The efficacy of sensor data in modern bridge condition evaluations has been undermined by inaccessible technologies. While the links between vibrational properties and structural health have been well established, high costs associated with specialized sensor networks have prevented the integration of such data with bridge management systems. In the last decade, researchers predicted that crowd-sourced mobile sensor data, collected ubiquitously and cheaply, will revolutionize our ability to maintain existing infrastructure; yet no such applications have successfully overcome the challenge of extracting useful information in the field with sufficient precision. Here we fill this knowledge gap by showing that critical physical properties of a real bridge can be determined accurately from everyday vehicle trip data. We collected smartphone data from controlled field experiments and UBER rides on the Golden Gate Bridge and developed an analytical method to recover modal properties, which paves the way for scalable, cost-effective structural health monitoring based on this abundant data class. Our results are consistent with a comprehensive study on the Golden Gate Bridge.
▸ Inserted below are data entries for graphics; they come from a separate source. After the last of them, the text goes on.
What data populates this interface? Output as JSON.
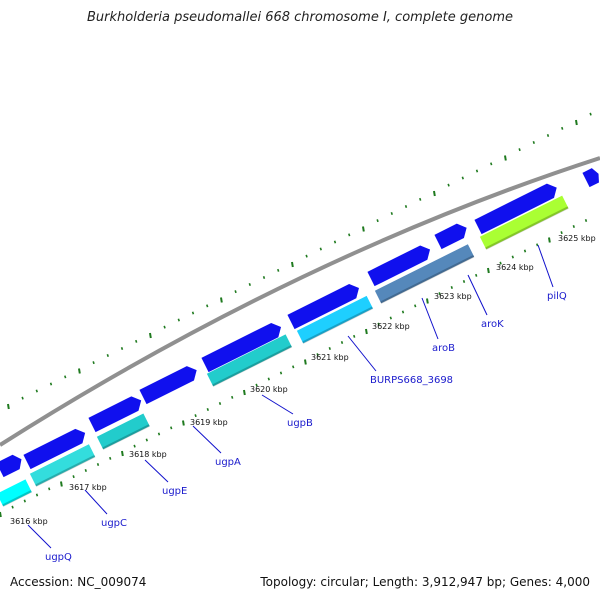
{
  "title": "Burkholderia pseudomallei 668 chromosome I, complete genome",
  "accession": "Accession: NC_009074",
  "topology": "Topology: circular; Length: 3,912,947 bp; Genes: 4,000",
  "colors": {
    "backbone": "#909090",
    "tick": "#1f7a1f",
    "forward_gene": "#1010ee",
    "leader": "#1010cc",
    "label": "#1a1acc"
  },
  "kbp_labels": [
    "3616 kbp",
    "3617 kbp",
    "3618 kbp",
    "3619 kbp",
    "3620 kbp",
    "3621 kbp",
    "3622 kbp",
    "3623 kbp",
    "3624 kbp",
    "3625 kbp"
  ],
  "genes": [
    {
      "name": "ugpQ",
      "color": "#00ffff"
    },
    {
      "name": "ugpC",
      "color": "#33dddd"
    },
    {
      "name": "ugpE",
      "color": "#22cccc"
    },
    {
      "name": "ugpA",
      "color": "#22bbbb"
    },
    {
      "name": "ugpB",
      "color": "#22cccc"
    },
    {
      "name": "BURPS668_3698",
      "color": "#1ecfff"
    },
    {
      "name": "aroB",
      "color": "#5588bb"
    },
    {
      "name": "aroK",
      "color": "#1010ee"
    },
    {
      "name": "pilQ",
      "color": "#aaff33"
    }
  ]
}
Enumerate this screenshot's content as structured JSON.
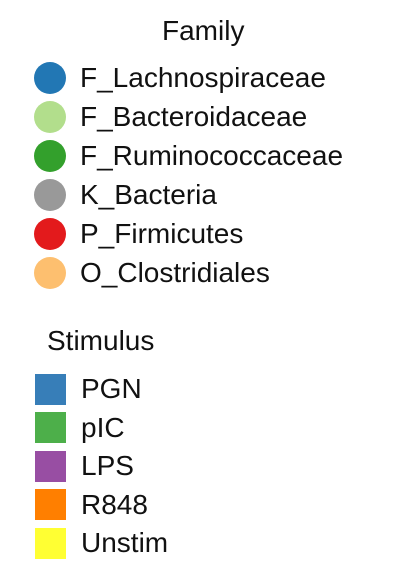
{
  "chart_data": {
    "type": "legend",
    "legends": [
      {
        "title": "Family",
        "shape": "circle",
        "entries": [
          {
            "label": "F_Lachnospiraceae",
            "color": "#2277b4"
          },
          {
            "label": "F_Bacteroidaceae",
            "color": "#b2de8c"
          },
          {
            "label": "F_Ruminococcaceae",
            "color": "#33a02c"
          },
          {
            "label": "K_Bacteria",
            "color": "#999999"
          },
          {
            "label": "P_Firmicutes",
            "color": "#e31a1c"
          },
          {
            "label": "O_Clostridiales",
            "color": "#fdbf6f"
          }
        ]
      },
      {
        "title": "Stimulus",
        "shape": "square",
        "entries": [
          {
            "label": "PGN",
            "color": "#377eb8"
          },
          {
            "label": "pIC",
            "color": "#4daf4a"
          },
          {
            "label": "LPS",
            "color": "#984ea3"
          },
          {
            "label": "R848",
            "color": "#ff7f00"
          },
          {
            "label": "Unstim",
            "color": "#ffff33"
          }
        ]
      }
    ]
  }
}
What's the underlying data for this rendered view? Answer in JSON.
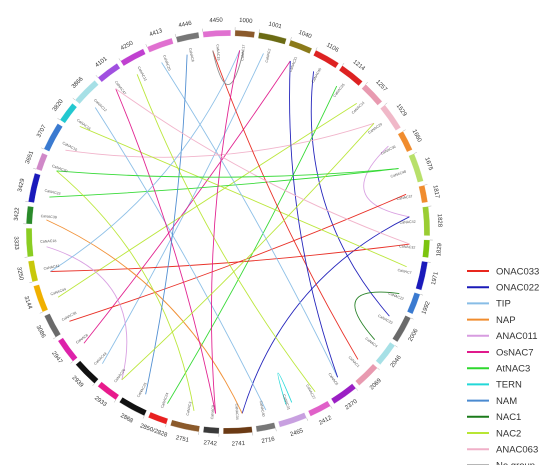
{
  "diagram": {
    "segments": [
      {
        "label": "1000",
        "color": "#8B5A2B"
      },
      {
        "label": "1001",
        "color": "#6B6B14"
      },
      {
        "label": "1040",
        "color": "#8B7A1A"
      },
      {
        "label": "1106",
        "color": "#DD2222"
      },
      {
        "label": "1214",
        "color": "#DD2222"
      },
      {
        "label": "1257",
        "color": "#E89AB0"
      },
      {
        "label": "1529",
        "color": "#F0B8C8"
      },
      {
        "label": "1660",
        "color": "#F08C2E"
      },
      {
        "label": "1675",
        "color": "#B8E06A"
      },
      {
        "label": "1817",
        "color": "#F08C2E"
      },
      {
        "label": "1828",
        "color": "#9ACD32"
      },
      {
        "label": "1829",
        "color": "#7CC40F"
      },
      {
        "label": "1971",
        "color": "#1A1ABB"
      },
      {
        "label": "1992",
        "color": "#3A7AD0"
      },
      {
        "label": "2006",
        "color": "#6A6A6A"
      },
      {
        "label": "2046",
        "color": "#A6E0E6"
      },
      {
        "label": "2069",
        "color": "#E89AB0"
      },
      {
        "label": "2370",
        "color": "#9B1FC4"
      },
      {
        "label": "2412",
        "color": "#E060C8"
      },
      {
        "label": "2465",
        "color": "#C8A0E0"
      },
      {
        "label": "2716",
        "color": "#777777"
      },
      {
        "label": "2741",
        "color": "#6B3A14"
      },
      {
        "label": "2742",
        "color": "#3A3A3A"
      },
      {
        "label": "2751",
        "color": "#8B5A2B"
      },
      {
        "label": "2850/2828",
        "color": "#E82020"
      },
      {
        "label": "2868",
        "color": "#111111"
      },
      {
        "label": "2933",
        "color": "#E81A8C"
      },
      {
        "label": "2939",
        "color": "#111111"
      },
      {
        "label": "2947",
        "color": "#DD22AA"
      },
      {
        "label": "3086",
        "color": "#6A6A6A"
      },
      {
        "label": "3144",
        "color": "#F0B000"
      },
      {
        "label": "3250",
        "color": "#C8C80A"
      },
      {
        "label": "3333",
        "color": "#8ACD22"
      },
      {
        "label": "3422",
        "color": "#2A8A2A"
      },
      {
        "label": "3429",
        "color": "#1A1ABB"
      },
      {
        "label": "3651",
        "color": "#D088C8"
      },
      {
        "label": "3707",
        "color": "#3A7AD0"
      },
      {
        "label": "3820",
        "color": "#22C8D0"
      },
      {
        "label": "3866",
        "color": "#A6E0E6"
      },
      {
        "label": "4101",
        "color": "#A050E0"
      },
      {
        "label": "4250",
        "color": "#C040D0"
      },
      {
        "label": "4413",
        "color": "#E070D0"
      },
      {
        "label": "4446",
        "color": "#777777"
      },
      {
        "label": "4450",
        "color": "#E070D0"
      }
    ],
    "genes": [
      "CaNAC17",
      "CaNAC2",
      "CaNAC31",
      "CaNAC45",
      "CaNAC35",
      "CaNAC14",
      "CaNAC29",
      "CaNAC36",
      "CaNAC48",
      "CaNAC37",
      "CaNAC42",
      "CaNAC32",
      "CaNAC7",
      "CaNAC22",
      "CaNAC23",
      "CaNAC4",
      "CaNAC1",
      "CaNAC5",
      "CaNAC27",
      "CaNAC21",
      "CaNAC40",
      "CaNAC34",
      "CaNAC9",
      "CaNAC3",
      "CaNAC24",
      "CaNAC25",
      "CaNAC26",
      "CaNAC43",
      "CaNAC8",
      "CaNAC38",
      "CaNAC44",
      "CaNAC41",
      "CaNAC18",
      "CaNAC39",
      "CaNAC33",
      "CaNAC30",
      "CaNAC10",
      "CaNAC16",
      "CaNAC12",
      "CaNAC47",
      "CaNAC11",
      "CaNAC20",
      "CaNAC6",
      "CaNAC19"
    ]
  },
  "legend": {
    "items": [
      {
        "label": "ONAC033",
        "color": "#E8271E"
      },
      {
        "label": "ONAC022",
        "color": "#1A1AB8"
      },
      {
        "label": "TIP",
        "color": "#88BDE6"
      },
      {
        "label": "NAP",
        "color": "#F08C2E"
      },
      {
        "label": "ANAC011",
        "color": "#D79CE0"
      },
      {
        "label": "OsNAC7",
        "color": "#E01A8C"
      },
      {
        "label": "AtNAC3",
        "color": "#2ED82E"
      },
      {
        "label": "TERN",
        "color": "#22D8D8"
      },
      {
        "label": "NAM",
        "color": "#4A8AD0"
      },
      {
        "label": "NAC1",
        "color": "#1A7A1A"
      },
      {
        "label": "NAC2",
        "color": "#B8E634"
      },
      {
        "label": "ANAC063",
        "color": "#F0B0C8"
      },
      {
        "label": "No group",
        "color": "#8A8A8A"
      }
    ]
  },
  "links": [
    {
      "from": 1,
      "to": 27,
      "color": "#88BDE6"
    },
    {
      "from": 2,
      "to": 28,
      "color": "#E01A8C"
    },
    {
      "from": 3,
      "to": 14,
      "color": "#1A1AB8"
    },
    {
      "from": 4,
      "to": 24,
      "color": "#2ED82E"
    },
    {
      "from": 5,
      "to": 30,
      "color": "#B8E634"
    },
    {
      "from": 6,
      "to": 36,
      "color": "#F0B0C8"
    },
    {
      "from": 7,
      "to": 10,
      "color": "#D79CE0"
    },
    {
      "from": 8,
      "to": 34,
      "color": "#2ED82E"
    },
    {
      "from": 9,
      "to": 29,
      "color": "#E8271E"
    },
    {
      "from": 10,
      "to": 21,
      "color": "#1A1AB8"
    },
    {
      "from": 11,
      "to": 31,
      "color": "#E8271E"
    },
    {
      "from": 12,
      "to": 37,
      "color": "#B8E634"
    },
    {
      "from": 13,
      "to": 15,
      "color": "#1A7A1A"
    },
    {
      "from": 16,
      "to": 43,
      "color": "#E8271E"
    },
    {
      "from": 17,
      "to": 41,
      "color": "#88BDE6"
    },
    {
      "from": 18,
      "to": 40,
      "color": "#B8E634"
    },
    {
      "from": 19,
      "to": 19.6,
      "color": "#22D8D8"
    },
    {
      "from": 20,
      "to": 38,
      "color": "#88BDE6"
    },
    {
      "from": 21,
      "to": 33,
      "color": "#F08C2E"
    },
    {
      "from": 22,
      "to": 39,
      "color": "#E01A8C"
    },
    {
      "from": 23,
      "to": 35,
      "color": "#B8E634"
    },
    {
      "from": 25,
      "to": 42,
      "color": "#4A8AD0"
    },
    {
      "from": 26,
      "to": 32,
      "color": "#D79CE0"
    },
    {
      "from": 0,
      "to": 31,
      "color": "#88BDE6"
    },
    {
      "from": 43,
      "to": 0.5,
      "color": "#8A8A8A"
    },
    {
      "from": 44,
      "to": 22,
      "color": "#E01A8C"
    },
    {
      "from": 2,
      "to": 17,
      "color": "#1A1AB8"
    },
    {
      "from": 6,
      "to": 26,
      "color": "#B8E634"
    },
    {
      "from": 39,
      "to": 11,
      "color": "#F0B0C8"
    },
    {
      "from": 35,
      "to": 8,
      "color": "#2ED82E"
    }
  ]
}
We assess the benefit of continuous monitoring with reliability models and show that the inclusion of crowd-sourced data in a bridge maintenance plan can add over fourteen years of service (30% increase) to a bridge without additional costs. These results certify the immediate value of large-scale data sources for studying the health of existing infrastructure, whether the data are crowdsensed or generated by organized vehicle fleets such as ridesourcing companies or municipalities.